In practice, %binary4() is not used in any source device file available to me, and %binary2() is only used with one argument -- "0" -- for which endian does not matter. But what people use these functions for in their own files cannot be predicted, and it would be helpful if a source file could be used with both big-endian and little-endian versions of gendev and wgml. Since, for literal arguments, %binary(), %binary1(), %binary2(), and %binary4() are compiled as if they were %image() functions, it is not possible for wgml to tell how the values were used in the source file. Presumably, the order in which the bytes must appear is determined by the device to which they are sent -- not by the endian of the computer the program is run on. On the other hand, many of these files are produced to be read by other programs, which may or may not need to know the endian of the data.
So, at this time, I can see two options:
- Standardize on little-endian.
- Provide little-endian and big-endian versions of %binary2() and %binary4() (for example: %le_binary2(), %be_binary2(), %le-binary4(), and %be_binary4()) in place of the current functions.
General Road Map
- Recreate gendev, to the extent that binary device files created by our gendev can be used by the existing wgml.
- Recreate wgml, to the extent that it can do what we need it to do.
- Test the our gendev and wgml natively on 32-bit Windows and OS/2, on at least virtual DOS, and natively on DOS and Linux if possible.
- Rework the build system to use our wgml instead of the existing wgml. The existing wgml will, of course, still exist; it just won't be used in the build process.
This section is intended to "corral" subprojects and notes for recreating gendev.
The gendev road map appears at this point to be:
- Decode the binary device file format, at least as it is used in Open Watcom.
- Write test programs verifying that our understanding of the binary device file format as it is used in Open Watcom is correct.
- Explore how the current gendev performs such actions as: adding a new file to a library, removing a file from a library, and how it reacts when asked to add the same file, or a file with the same device/driver/font name, to an existing library.
- Write the replacement program.
These pages record the binary device file format as such:
- Binary Device Files
- Common File Blocks
- Device File Blocks
- Driver File Blocks
- Font File Blocks
- Device Functions
- Meta Data
These pages record progress toward decoding the device function language and its format in the binary device file:
These pages discuss other topics which apply to both wgml and gendev:
Implementation Notes (gendev)
This is intended to be a list of high-level or summary notes. The links given above for binary device files contain many additional notes.
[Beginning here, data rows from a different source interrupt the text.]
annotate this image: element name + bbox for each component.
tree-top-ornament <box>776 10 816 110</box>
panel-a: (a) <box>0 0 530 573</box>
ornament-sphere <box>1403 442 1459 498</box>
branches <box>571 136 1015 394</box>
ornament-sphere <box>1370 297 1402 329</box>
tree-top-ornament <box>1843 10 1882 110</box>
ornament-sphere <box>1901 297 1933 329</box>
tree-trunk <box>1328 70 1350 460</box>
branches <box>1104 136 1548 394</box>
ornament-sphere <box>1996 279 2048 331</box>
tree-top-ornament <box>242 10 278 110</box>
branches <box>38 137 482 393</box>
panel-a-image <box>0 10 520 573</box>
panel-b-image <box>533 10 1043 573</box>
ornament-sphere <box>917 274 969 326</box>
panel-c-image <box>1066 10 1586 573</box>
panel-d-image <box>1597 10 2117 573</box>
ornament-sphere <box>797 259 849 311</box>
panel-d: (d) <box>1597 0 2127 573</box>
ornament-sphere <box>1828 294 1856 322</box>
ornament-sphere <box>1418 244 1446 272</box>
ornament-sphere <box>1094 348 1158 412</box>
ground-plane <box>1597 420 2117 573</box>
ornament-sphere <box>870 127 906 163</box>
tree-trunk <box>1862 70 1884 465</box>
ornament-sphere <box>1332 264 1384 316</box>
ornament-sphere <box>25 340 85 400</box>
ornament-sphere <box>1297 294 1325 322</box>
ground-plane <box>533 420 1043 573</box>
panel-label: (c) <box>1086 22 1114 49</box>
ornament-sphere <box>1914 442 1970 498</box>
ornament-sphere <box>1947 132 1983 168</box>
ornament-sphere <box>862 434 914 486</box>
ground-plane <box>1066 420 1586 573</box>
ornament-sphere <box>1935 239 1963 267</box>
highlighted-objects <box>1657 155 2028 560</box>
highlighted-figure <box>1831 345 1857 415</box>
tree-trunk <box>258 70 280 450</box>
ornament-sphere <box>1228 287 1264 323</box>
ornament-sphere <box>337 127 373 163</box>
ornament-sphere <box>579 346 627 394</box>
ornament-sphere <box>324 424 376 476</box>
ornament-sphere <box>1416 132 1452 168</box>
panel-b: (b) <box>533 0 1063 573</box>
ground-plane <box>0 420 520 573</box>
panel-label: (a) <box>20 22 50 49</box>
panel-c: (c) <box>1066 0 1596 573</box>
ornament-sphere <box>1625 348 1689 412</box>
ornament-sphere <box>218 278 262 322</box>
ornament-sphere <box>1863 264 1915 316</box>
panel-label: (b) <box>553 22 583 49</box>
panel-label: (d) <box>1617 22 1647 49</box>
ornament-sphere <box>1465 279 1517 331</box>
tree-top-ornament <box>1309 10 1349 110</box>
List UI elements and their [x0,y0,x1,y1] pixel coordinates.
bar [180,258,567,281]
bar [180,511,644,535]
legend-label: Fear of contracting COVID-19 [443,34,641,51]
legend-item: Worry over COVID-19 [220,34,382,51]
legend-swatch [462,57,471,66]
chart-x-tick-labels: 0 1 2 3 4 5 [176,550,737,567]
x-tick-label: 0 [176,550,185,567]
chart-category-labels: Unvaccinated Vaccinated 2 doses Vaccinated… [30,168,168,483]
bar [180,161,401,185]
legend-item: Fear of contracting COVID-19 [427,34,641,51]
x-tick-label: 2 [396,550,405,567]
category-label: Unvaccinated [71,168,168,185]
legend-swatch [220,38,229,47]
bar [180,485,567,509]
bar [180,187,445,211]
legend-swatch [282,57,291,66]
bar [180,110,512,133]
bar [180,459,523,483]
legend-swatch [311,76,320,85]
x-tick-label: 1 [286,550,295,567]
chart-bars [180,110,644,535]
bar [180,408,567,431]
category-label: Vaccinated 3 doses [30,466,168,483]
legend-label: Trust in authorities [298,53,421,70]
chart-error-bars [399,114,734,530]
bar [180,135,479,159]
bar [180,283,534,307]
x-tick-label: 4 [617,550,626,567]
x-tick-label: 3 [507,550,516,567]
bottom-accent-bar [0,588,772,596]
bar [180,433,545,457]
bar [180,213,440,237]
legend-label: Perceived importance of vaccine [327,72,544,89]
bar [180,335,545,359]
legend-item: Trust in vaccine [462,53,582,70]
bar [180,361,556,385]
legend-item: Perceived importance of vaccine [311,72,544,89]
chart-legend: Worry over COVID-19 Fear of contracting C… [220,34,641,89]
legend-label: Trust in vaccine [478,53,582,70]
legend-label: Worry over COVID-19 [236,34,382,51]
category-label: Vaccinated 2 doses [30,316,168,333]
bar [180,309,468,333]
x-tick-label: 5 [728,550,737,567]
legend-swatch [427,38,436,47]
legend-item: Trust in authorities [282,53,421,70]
- When invoked with no parameters, gendev currently waits for a command line to be entered. Initial tests suggested that, under Windows XP, at least, the only way to break out of the program is to close the window. This is incorrect: I was expecting Ctl-C to terminate the program but, in fact, pressing the Enter key will do so. My intention nonetheless is to change this behavior so that invoking gendev with no parameters will display the list of possible parameters, as Open Watcom programs generally do.
- When exploring the binary device file format, it was observed that gendev adds new files to the front of the list in the directory file. Although only one file of each type (device, driver and font) was added, if this observation holds true, then it means that the file entry order in the directory file is (probably) not important, that is, that neither gendev nor wgml depend on it being in any particular order.
- When multiple files are processed at once (using the :INCLUDE tag) in an empty directory, then if one of the files named in an :INCLUDE tag is not found, no directory file is created: this implies that gendev creates/modifies "wgmlst.cop" after processing the source files and producing the binary device files.
- When exploring the binary file format, it was observed that each file is processed separately: processing a device file does not automatically result in the associated driver file and font file(s) being processed (unless, of course, the :INCLUDE tag is used to produce this result).
- When exploring both :DEVICE blocks and :DRIVER blocks, several cases of items mentioned in the WGML Reference were found to have been dropped or altered as shown by the by the README file produceable from the WGML 3.33 Update. The implication is that the documentation is for a version prior to version 3.33 and that we do not have documentation for version 4.1 of gendev or version 4.0 of wgml.
- When exploring the device file format, it became clear that the 3.33 and 4.1 versions do have different limits for some values. Thus, there were some changes between the two versions.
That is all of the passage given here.